Both Speaker of the House Mark Eves, D-North Berwick, and Senate President Mike Thibodeau, R-Winterport, said they were urging lawmakers in their chambers to stick to the compromise deal they had agreed upon.
“I anticipate, that while the governor points out a bunch of places where he would have preferred to spend more money, our caucus has made difficult choices about not adding additional costs above and beyond what has already been put out as a budget,” Thibodeau said. He said LePage’s veto message read to him like a request for “a lot of additional spending.”
Eves said he couldn’t predict whether a House coalition of Republicans and Democrats that included 105 lawmakers would hold but said he believed the budget on the table was a better option than the alternative — a state government shutdown.
“We are urging members of the Legislature to stick to their votes and override the veto tomorrow, so we can avoid a state shutdown,” Eves said. “The bipartisan budget is a win for working families. It delivers a middle class tax cut, property tax relief, and invests in our students and workers. It grows our economy from the middle out not the top down.”
Both Thibodeau and Eves said they were concerned with doing more to combat Maine’s illegal drug problem and agreed the budget they approved adds significant resources to that end.

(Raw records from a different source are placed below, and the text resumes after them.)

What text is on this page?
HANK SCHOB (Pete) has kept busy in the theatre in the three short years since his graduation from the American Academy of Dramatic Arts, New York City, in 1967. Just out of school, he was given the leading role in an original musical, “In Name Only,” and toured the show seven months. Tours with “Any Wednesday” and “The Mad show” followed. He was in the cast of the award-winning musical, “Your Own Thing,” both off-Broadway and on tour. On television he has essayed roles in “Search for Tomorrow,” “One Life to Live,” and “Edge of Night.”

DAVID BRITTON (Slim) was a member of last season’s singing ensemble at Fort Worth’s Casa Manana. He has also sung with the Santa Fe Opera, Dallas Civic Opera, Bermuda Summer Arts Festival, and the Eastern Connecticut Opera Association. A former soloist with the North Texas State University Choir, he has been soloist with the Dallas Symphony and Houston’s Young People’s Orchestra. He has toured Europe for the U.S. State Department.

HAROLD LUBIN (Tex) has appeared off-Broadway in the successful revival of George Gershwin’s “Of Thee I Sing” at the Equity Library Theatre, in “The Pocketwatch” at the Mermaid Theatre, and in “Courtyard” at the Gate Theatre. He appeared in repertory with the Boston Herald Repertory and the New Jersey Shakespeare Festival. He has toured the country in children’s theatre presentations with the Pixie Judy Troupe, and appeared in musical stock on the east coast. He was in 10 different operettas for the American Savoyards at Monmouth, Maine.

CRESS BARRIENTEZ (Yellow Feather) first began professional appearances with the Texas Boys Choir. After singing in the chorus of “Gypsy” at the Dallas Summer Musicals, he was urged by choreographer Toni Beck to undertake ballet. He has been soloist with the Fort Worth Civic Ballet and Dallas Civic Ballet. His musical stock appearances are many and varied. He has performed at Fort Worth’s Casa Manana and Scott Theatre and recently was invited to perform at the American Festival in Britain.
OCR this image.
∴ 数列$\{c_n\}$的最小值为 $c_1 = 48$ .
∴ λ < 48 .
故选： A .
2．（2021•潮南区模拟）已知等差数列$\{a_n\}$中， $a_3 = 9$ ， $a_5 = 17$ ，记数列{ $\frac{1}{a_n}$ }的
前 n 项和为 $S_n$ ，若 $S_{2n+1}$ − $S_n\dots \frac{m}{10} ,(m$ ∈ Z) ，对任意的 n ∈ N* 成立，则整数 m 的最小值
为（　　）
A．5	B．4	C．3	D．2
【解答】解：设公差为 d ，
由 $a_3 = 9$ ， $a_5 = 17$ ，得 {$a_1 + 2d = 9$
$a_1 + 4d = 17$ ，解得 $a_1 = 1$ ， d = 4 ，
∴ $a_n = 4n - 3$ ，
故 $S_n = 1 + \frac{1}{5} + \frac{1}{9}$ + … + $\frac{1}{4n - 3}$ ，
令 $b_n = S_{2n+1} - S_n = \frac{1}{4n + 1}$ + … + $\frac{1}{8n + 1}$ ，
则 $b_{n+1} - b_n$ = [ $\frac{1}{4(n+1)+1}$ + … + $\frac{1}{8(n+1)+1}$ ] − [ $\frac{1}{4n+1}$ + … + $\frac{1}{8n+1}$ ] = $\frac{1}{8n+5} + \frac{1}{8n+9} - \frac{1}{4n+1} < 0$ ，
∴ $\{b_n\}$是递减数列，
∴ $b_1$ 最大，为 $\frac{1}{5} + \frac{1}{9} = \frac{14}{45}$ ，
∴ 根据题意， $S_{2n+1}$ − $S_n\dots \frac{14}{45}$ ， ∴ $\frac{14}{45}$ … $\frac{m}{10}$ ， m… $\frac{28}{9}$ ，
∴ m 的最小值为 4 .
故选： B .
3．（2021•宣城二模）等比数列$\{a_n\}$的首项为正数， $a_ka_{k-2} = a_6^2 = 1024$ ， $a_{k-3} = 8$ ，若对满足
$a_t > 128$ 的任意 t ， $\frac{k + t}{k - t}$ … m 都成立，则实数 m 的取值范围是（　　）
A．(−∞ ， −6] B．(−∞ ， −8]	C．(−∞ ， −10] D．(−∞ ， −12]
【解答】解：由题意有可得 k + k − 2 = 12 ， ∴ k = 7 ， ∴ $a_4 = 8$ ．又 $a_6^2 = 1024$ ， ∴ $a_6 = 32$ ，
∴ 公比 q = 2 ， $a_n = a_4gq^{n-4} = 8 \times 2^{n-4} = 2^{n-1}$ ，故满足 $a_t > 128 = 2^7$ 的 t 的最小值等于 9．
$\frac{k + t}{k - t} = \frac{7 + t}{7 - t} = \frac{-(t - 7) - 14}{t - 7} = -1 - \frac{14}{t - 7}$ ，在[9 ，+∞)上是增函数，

Eves said the bulk of the Legislature wouldn’t be swayed by LePage’s illustrated veto message.
“I think people understood what they were voting for when they did vote for it,” Eves said. “They knew what was in the budget and I assume they will continue to support the budget so we don’t have to face a state government shutdown.”
At least one of a handful of Republican lawmakers who voted against the bipartisan budget plan said he was sticking to his guns and would vote to sustain LePage’s veto.
“But not because of what the governor put in his veto message but for the same reason I voted no on it the first time,” said state Rep. Jeff Timberlake, R-Turner. “I was very much in support of more welfare reform and I stand strong on that.”
Key provisions in the new state budget
— An $80 million increase in the amount the state sends to K-12 public schools under its General Purpose Aid formula.
— A $10 million increase in a scholarship fund aimed at helping Maine students and workers pay for college through the Maine State Grant program.
— A $28 million increase for the Maine Community College System and University of Maine.
— An $11 million increase in funding for the community college system for job training programs for Maine workers.
— An elimination of the “welfare cliff” by allowing those receiving state welfare benefits to have their benefits gradually reduced as they gain income and employment, instead of a system that ends benefits as soon as a recipient earns $1 more than the income guidelines that make them eligible for assistance.
— About $62.5 million per year in state revenue sharing to Maine cities and towns.
— About $48 million for the state’s Drugs for the Elderly and Medicaid Savings programs, which help low-income seniors pay for prescription drugs.
— A $16 million increase in state funding for nursing homes, bringing the state’s total to $216 million over the two-year budget cycle.
— A $16.2 million increase in funds to help clear Department of Health and Human Services waitlists for people with intellectual disabilities and brain injuries.
— The elimination of the state income tax on military pensions.
— Funding for four new agents for the Maine Drug Enforcement Agency. The budget also allows $200,000 in federal grant money to be used at the MDEA’s discretion for hiring additional staff or for investment in other anti-drug efforts.
— Increases to the state’s sales taxes on hotel and motel lodging and restaurant meals. The lodging tax increases to 9 percent by the end of 2017 and the tax on restaurant meals will remain 8 percent — the meals tax was scheduled to return to 7 percent on July 1.